Department of Urology, Nagoya University Graduate School of Medicine, Nagoya, Aichi, Japan.
Int J Urol. 2021 Apr;28(4):411-416. doi: 10.1111/iju.14481. Epub 2021 Jan 3.
To investigate and compare the effects of tadalafil and silodosin on lower urinary tract symptoms and voiding functions in men with non-neurogenic detrusor underactivity.
A total of 126 treatment-naive men with lower urinary tract symptoms diagnosed as non-neurogenic detrusor underactivity received tadalafil (5 mg/day) or silodosin (8 mg/day) for 12 months. After propensity score matching, parameter changes from before administration to 12 months since treatment initiation were assessed based on subjective symptoms and urodynamic findings, including bladder contractility index and maximum urinary flow rate, and were compared between the tadalafil treatment group and the silodosin group. Detrusor underactivity was defined as bladder contractility index <100 and bladder outlet obstruction index <40.
After propensity score matching, the final analysis included 48 patients each in the tadalafil and silodosin groups. No significant differences in prostate volume, subjective symptoms or urodynamic parameters were detected between the groups at baseline. Compared with baseline, significant improvements in subjective symptoms and storage and voiding functions were observed at month 12 in both groups. Maximum urinary flow rate significantly improved by 1.7 mL/s in the silodosin group and by 3.0 mL/s in the tadalafil group. In addition, the mean bladder contractility index increased from 80.0 to 86.1 in the silodosin group and from 77.9 to 97.6 in the tadalafil group. Improvements in maximum urinary flow rate and bladder contractility index were significantly superior in the tadalafil group.

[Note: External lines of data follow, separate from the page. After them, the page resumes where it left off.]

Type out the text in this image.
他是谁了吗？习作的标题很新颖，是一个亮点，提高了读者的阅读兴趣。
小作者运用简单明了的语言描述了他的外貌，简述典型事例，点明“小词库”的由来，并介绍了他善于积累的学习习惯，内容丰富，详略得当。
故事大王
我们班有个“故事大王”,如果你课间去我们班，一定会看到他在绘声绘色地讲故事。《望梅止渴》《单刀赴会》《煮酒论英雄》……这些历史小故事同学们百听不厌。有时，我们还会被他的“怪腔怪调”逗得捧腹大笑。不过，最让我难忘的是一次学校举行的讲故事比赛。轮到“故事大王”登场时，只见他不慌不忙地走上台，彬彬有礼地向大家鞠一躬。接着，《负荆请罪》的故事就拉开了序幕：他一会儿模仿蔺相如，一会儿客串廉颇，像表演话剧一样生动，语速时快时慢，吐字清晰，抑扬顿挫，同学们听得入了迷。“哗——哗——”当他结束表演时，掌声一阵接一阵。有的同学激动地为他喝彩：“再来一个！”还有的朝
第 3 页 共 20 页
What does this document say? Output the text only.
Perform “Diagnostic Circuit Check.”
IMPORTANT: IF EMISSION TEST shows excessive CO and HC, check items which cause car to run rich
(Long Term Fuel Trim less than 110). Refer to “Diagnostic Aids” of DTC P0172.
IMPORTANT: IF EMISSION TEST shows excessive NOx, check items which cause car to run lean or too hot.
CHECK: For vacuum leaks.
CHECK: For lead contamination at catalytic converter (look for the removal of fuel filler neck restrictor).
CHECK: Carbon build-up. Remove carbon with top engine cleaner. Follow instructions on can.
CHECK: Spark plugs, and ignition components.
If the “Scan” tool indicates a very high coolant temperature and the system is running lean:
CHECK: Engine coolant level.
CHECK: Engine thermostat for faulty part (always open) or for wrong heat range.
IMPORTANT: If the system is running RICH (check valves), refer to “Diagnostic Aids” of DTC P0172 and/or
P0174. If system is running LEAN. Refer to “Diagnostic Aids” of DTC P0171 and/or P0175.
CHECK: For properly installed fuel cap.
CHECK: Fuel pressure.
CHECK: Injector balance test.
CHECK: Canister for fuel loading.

Both tadalafil and silodosin significantly improve lower urinary tract symptoms and voiding function in patients with non-neurogenic detrusor underactivity. Furthermore, tadalafil is more effective than silodosin in improving bladder contractility index and maximum urinary flow rate.
研究比较他达拉非和西洛多辛对非神经源性逼尿肌活动低下男性下尿路症状和排尿功能的影响。
共纳入 126 例未经治疗的下尿路症状诊断为非神经源性逼尿肌活动低下的男性患者,接受他达拉非(5mg/天)或西洛多辛(8mg/天)治疗 12 个月。在进行倾向评分匹配后,根据主观症状和尿动力学检查结果(包括膀胱收缩力指数和最大尿流率)评估治疗起始后 12 个月的参数变化,并比较他达拉非治疗组和西洛多辛组之间的差异。逼尿肌活动低下定义为膀胱收缩力指数<100 和膀胱出口梗阻指数<40。
经倾向评分匹配后,最终分析纳入他达拉非组和西洛多辛组各 48 例患者。两组患者在基线时的前列腺体积、主观症状或尿动力学参数均无显著差异。与基线相比,两组患者在治疗 12 个月时的主观症状和储尿、排尿功能均有显著改善。西洛多辛组最大尿流率显著增加 1.7mL/s,他达拉非组显著增加 3.0mL/s。此外,西洛多辛组的平均膀胱收缩力指数从 80.0 增加到 86.1,他达拉非组从 77.9 增加到 97.6。他达拉非组在改善最大尿流率和膀胱收缩力指数方面明显优于西洛多辛组。
他达拉非和西洛多辛均能显著改善非神经源性逼尿肌活动低下患者的下尿路症状和排尿功能。此外,他达拉非在改善膀胱收缩力指数和最大尿流率方面优于西洛多辛。